The authors refer to an "influence from the future", and my reading is that the effect is that in a world where the future was very likely to produce a lot of Higgs particles, that would reduce the probability of that world existing (or being experienced, in the anthropic sense). Such an effect would not occur for an experiment which merely destroyed the world; such an experiment would not reduce the measure of the past. In a sense, Higgs particles destroy the past. (Keep in mind that this is a non-standard theory!)
Therefore I don't think their theory would predict our world, where it seems superficially quite likely that we will produce Higgs in the future.

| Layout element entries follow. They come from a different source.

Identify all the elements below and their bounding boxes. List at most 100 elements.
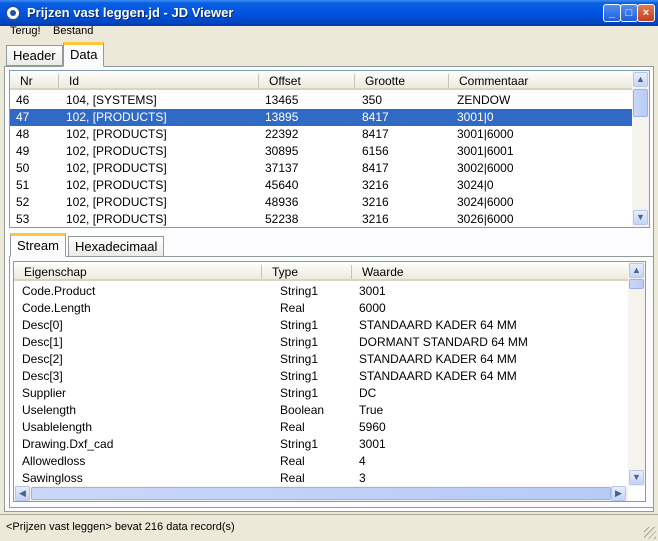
col-property[interactable]: Eigenschap bbox=[14, 265, 261, 279]
status-text: <Prijzen vast leggen> bevat 216 data rec… bbox=[6, 521, 235, 533]
cell-type: Real bbox=[280, 420, 305, 434]
properties-vscroll[interactable]: ▲ ▼ bbox=[628, 262, 645, 486]
cell-offset: 48936 bbox=[265, 195, 299, 209]
cell-value: True bbox=[359, 403, 384, 417]
cell-value: 3001 bbox=[359, 437, 386, 451]
cell-size: 8417 bbox=[362, 110, 389, 124]
col-type[interactable]: Type bbox=[261, 265, 351, 279]
table-row[interactable]: 46 104, [SYSTEMS] 13465 350 ZENDOW bbox=[10, 92, 632, 109]
cell-name: Supplier bbox=[22, 386, 67, 400]
tab-data[interactable]: Data bbox=[63, 42, 105, 67]
maximize-button[interactable]: □ bbox=[620, 4, 638, 22]
list-item[interactable]: Allowedloss Real 4 bbox=[14, 453, 628, 470]
cell-name: Desc[3] bbox=[22, 369, 63, 383]
table-row[interactable]: 53 102, [PRODUCTS] 52238 3216 3026|6000 bbox=[10, 211, 632, 227]
cell-nr: 51 bbox=[16, 178, 30, 192]
cell-type: String1 bbox=[280, 318, 319, 332]
col-size[interactable]: Grootte bbox=[354, 74, 448, 88]
scroll-down-icon[interactable]: ▼ bbox=[629, 470, 644, 485]
cell-value: DORMANT STANDARD 64 MM bbox=[359, 335, 528, 349]
list-item[interactable]: Supplier String1 DC bbox=[14, 385, 628, 402]
cell-value: STANDAARD KADER 64 MM bbox=[359, 318, 517, 332]
cell-type: String1 bbox=[280, 437, 319, 451]
table-row[interactable]: 48 102, [PRODUCTS] 22392 8417 3001|6000 bbox=[10, 126, 632, 143]
cell-name: Usablelength bbox=[22, 420, 93, 434]
cell-id: 102, [PRODUCTS] bbox=[66, 178, 167, 192]
cell-name: Drawing.Dxf_cad bbox=[22, 437, 114, 451]
list-item[interactable]: Usablelength Real 5960 bbox=[14, 419, 628, 436]
cell-id: 102, [PRODUCTS] bbox=[66, 212, 167, 226]
col-offset[interactable]: Offset bbox=[258, 74, 354, 88]
records-vscroll[interactable]: ▲ ▼ bbox=[632, 71, 649, 227]
properties-vscroll-thumb[interactable] bbox=[629, 279, 644, 289]
cell-type: Real bbox=[280, 301, 305, 315]
menu-back[interactable]: Terug! bbox=[10, 25, 41, 37]
properties-header: Eigenschap Type Waarde bbox=[14, 262, 628, 281]
cell-comment: 3001|0 bbox=[457, 110, 494, 124]
cell-nr: 49 bbox=[16, 144, 30, 158]
list-item[interactable]: Sawingloss Real 3 bbox=[14, 470, 628, 487]
cell-id: 104, [SYSTEMS] bbox=[66, 93, 157, 107]
list-item[interactable]: Desc[3] String1 STANDAARD KADER 64 MM bbox=[14, 368, 628, 385]
cell-comment: ZENDOW bbox=[457, 93, 511, 107]
properties-hscroll[interactable]: ◀ ▶ bbox=[14, 486, 628, 501]
scroll-right-icon[interactable]: ▶ bbox=[611, 486, 626, 501]
tab-stream[interactable]: Stream bbox=[10, 233, 66, 257]
cell-comment: 3024|0 bbox=[457, 178, 494, 192]
table-row[interactable]: 51 102, [PRODUCTS] 45640 3216 3024|0 bbox=[10, 177, 632, 194]
col-comment[interactable]: Commentaar bbox=[448, 74, 632, 88]
cell-size: 3216 bbox=[362, 212, 389, 226]
list-item[interactable]: Desc[0] String1 STANDAARD KADER 64 MM bbox=[14, 317, 628, 334]
close-button[interactable]: × bbox=[637, 4, 655, 22]
cell-id: 102, [PRODUCTS] bbox=[66, 195, 167, 209]
table-row[interactable]: 49 102, [PRODUCTS] 30895 6156 3001|6001 bbox=[10, 143, 632, 160]
window-title: Prijzen vast leggen.jd - JD Viewer bbox=[27, 5, 234, 20]
cell-value: STANDAARD KADER 64 MM bbox=[359, 352, 517, 366]
cell-offset: 13465 bbox=[265, 93, 299, 107]
cell-offset: 30895 bbox=[265, 144, 299, 158]
cell-name: Uselength bbox=[22, 403, 77, 417]
list-item[interactable]: Drawing.Dxf_cad String1 3001 bbox=[14, 436, 628, 453]
list-item[interactable]: Desc[2] String1 STANDAARD KADER 64 MM bbox=[14, 351, 628, 368]
col-value[interactable]: Waarde bbox=[351, 265, 628, 279]
title-bar[interactable]: Prijzen vast leggen.jd - JD Viewer _ □ × bbox=[0, 0, 658, 26]
cell-type: String1 bbox=[280, 335, 319, 349]
menu-file[interactable]: Bestand bbox=[53, 25, 93, 37]
records-scroll-thumb[interactable] bbox=[633, 89, 648, 117]
cell-type: String1 bbox=[280, 352, 319, 366]
col-id[interactable]: Id bbox=[58, 74, 258, 88]
list-item[interactable]: Desc[1] String1 DORMANT STANDARD 64 MM bbox=[14, 334, 628, 351]
tab-hexadecimal[interactable]: Hexadecimaal bbox=[68, 236, 165, 257]
resize-grip-icon[interactable] bbox=[644, 527, 656, 539]
cell-nr: 48 bbox=[16, 127, 30, 141]
cell-value: DC bbox=[359, 386, 377, 400]
list-item[interactable]: Uselength Boolean True bbox=[14, 402, 628, 419]
cell-type: Real bbox=[280, 454, 305, 468]
minimize-button[interactable]: _ bbox=[603, 4, 621, 22]
cell-id: 102, [PRODUCTS] bbox=[66, 144, 167, 158]
tab-header[interactable]: Header bbox=[6, 45, 63, 66]
scroll-up-icon[interactable]: ▲ bbox=[633, 72, 648, 87]
scroll-left-icon[interactable]: ◀ bbox=[15, 486, 30, 501]
cell-nr: 52 bbox=[16, 195, 30, 209]
table-row[interactable]: 52 102, [PRODUCTS] 48936 3216 3024|6000 bbox=[10, 194, 632, 211]
col-nr[interactable]: Nr bbox=[10, 74, 58, 88]
cell-comment: 3024|6000 bbox=[457, 195, 514, 209]
menu-bar: Terug! Bestand bbox=[0, 24, 658, 40]
cell-value: 3 bbox=[359, 471, 366, 485]
cell-name: Sawingloss bbox=[22, 471, 83, 485]
scroll-down-icon[interactable]: ▼ bbox=[633, 210, 648, 225]
table-row[interactable]: 47 102, [PRODUCTS] 13895 8417 3001|0 bbox=[10, 109, 632, 126]
cell-value: STANDAARD KADER 64 MM bbox=[359, 369, 517, 383]
cell-size: 8417 bbox=[362, 127, 389, 141]
list-item[interactable]: Code.Length Real 6000 bbox=[14, 300, 628, 317]
cell-size: 8417 bbox=[362, 161, 389, 175]
properties-hscroll-thumb[interactable] bbox=[31, 487, 611, 500]
cell-nr: 46 bbox=[16, 93, 30, 107]
cell-value: 3001 bbox=[359, 284, 386, 298]
scroll-up-icon[interactable]: ▲ bbox=[629, 263, 644, 278]
cell-value: 5960 bbox=[359, 420, 386, 434]
cell-type: String1 bbox=[280, 386, 319, 400]
table-row[interactable]: 50 102, [PRODUCTS] 37137 8417 3002|6000 bbox=[10, 160, 632, 177]
list-item[interactable]: Code.Product String1 3001 bbox=[14, 283, 628, 300]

If the only thing that prevents it is unlikely events like the recent bird with baguette that Eliezer is riffing on, let along materializing tutued hamsters, then we are already on a branch of the multiverse whose future is full of Higgs. That should mean that our very branch is anthropically disfavored, and we should not be here.
Rather, we would expect to live in a world which never even seriously considers building an LHC. Either we would all be of a type which never developed technological civilization, or we would all be smart enough to deduce the danger of the Higgs before blundering forward and trying to build an LHC, etc.
The fact that we don't live in such a world would be an argument against the reverse-time effect, and in favor of the more conventional LHC world-destroying scenarios like black holes, strange matter, etc.